Seismic force-modification factors for mid-rise wood-frame buildings with shearwalls using wood screws

Abstract

Wood-screw shearwall (WSS) is generally considered to have limited ductility under seismic load. Conservatively, minimum ductility-related force-modification factor, Rd, of 1.0 and over-strength related force-modification factor, Ro, of 1.3 are used in the National Building Code of Canada for seismic design. In this study, the structural performance of WSS’s with different thicknesses of wood-based panels and sizes of wood screws was investigated by conducting monotonic and cyclic loading tests.

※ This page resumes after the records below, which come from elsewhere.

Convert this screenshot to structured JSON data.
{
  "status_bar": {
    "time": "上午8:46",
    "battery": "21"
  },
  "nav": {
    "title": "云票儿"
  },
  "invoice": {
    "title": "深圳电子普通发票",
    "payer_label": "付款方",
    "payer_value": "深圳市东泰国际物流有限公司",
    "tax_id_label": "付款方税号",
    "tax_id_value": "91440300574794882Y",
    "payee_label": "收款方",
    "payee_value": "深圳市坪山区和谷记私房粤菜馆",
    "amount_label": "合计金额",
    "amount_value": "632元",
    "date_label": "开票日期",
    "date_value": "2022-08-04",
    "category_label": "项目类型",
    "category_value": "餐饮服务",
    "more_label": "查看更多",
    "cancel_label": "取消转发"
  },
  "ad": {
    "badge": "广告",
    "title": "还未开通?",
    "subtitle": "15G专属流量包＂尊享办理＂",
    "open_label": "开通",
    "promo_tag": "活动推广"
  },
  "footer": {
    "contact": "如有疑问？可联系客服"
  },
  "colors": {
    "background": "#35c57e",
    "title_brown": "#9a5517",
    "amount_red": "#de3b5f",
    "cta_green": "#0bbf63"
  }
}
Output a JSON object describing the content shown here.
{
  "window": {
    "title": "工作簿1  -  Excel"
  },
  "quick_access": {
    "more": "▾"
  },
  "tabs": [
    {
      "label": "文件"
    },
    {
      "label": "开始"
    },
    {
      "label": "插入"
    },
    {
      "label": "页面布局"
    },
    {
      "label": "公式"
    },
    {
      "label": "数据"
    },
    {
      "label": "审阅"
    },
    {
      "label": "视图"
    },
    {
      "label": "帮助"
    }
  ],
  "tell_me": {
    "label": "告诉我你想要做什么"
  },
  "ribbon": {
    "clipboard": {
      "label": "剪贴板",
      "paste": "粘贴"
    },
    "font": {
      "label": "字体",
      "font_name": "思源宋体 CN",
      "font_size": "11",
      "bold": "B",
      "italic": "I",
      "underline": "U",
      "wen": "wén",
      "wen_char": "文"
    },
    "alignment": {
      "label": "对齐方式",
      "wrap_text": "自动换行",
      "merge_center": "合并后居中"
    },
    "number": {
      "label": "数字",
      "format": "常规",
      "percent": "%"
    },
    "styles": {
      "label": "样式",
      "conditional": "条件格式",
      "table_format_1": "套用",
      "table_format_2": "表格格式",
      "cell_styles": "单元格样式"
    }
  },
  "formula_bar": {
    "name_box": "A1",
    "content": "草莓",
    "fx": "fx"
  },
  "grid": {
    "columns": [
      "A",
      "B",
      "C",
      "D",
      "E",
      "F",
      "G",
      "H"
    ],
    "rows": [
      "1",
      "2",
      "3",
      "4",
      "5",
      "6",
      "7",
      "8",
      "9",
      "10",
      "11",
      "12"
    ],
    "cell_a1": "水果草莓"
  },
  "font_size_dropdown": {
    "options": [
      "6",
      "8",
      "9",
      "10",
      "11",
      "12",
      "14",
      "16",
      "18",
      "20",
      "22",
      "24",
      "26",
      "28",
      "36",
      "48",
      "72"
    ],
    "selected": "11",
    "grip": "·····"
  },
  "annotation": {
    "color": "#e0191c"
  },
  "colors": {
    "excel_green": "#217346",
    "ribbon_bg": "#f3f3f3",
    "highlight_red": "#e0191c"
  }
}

The combined force-modification factor RdRo was estimated based on shearwall test results. To verify the estimated modification factors, mid-rise light wood-frame buildings (LWFBs) with different numbers of storeys, wall aspect ratios, magnitudes of gravity and diaphragm flexibilities were designed and analysed numerically. Nonlinear dynamic analyses were performed with 22 scaled Far-Field earthquake time-history records. The seismic response of the mid-rise LWFBs with WSS’s under design hazard level met the design criteria of strength and deformation, and the collapse margin ratios obtained by using a simplified FEMA P695 method complied with the requirements. The study indicates that it is appropriate to use an Rd factor of 1.5 and an Ro factor of 1.7 for seismic design of WSS’s.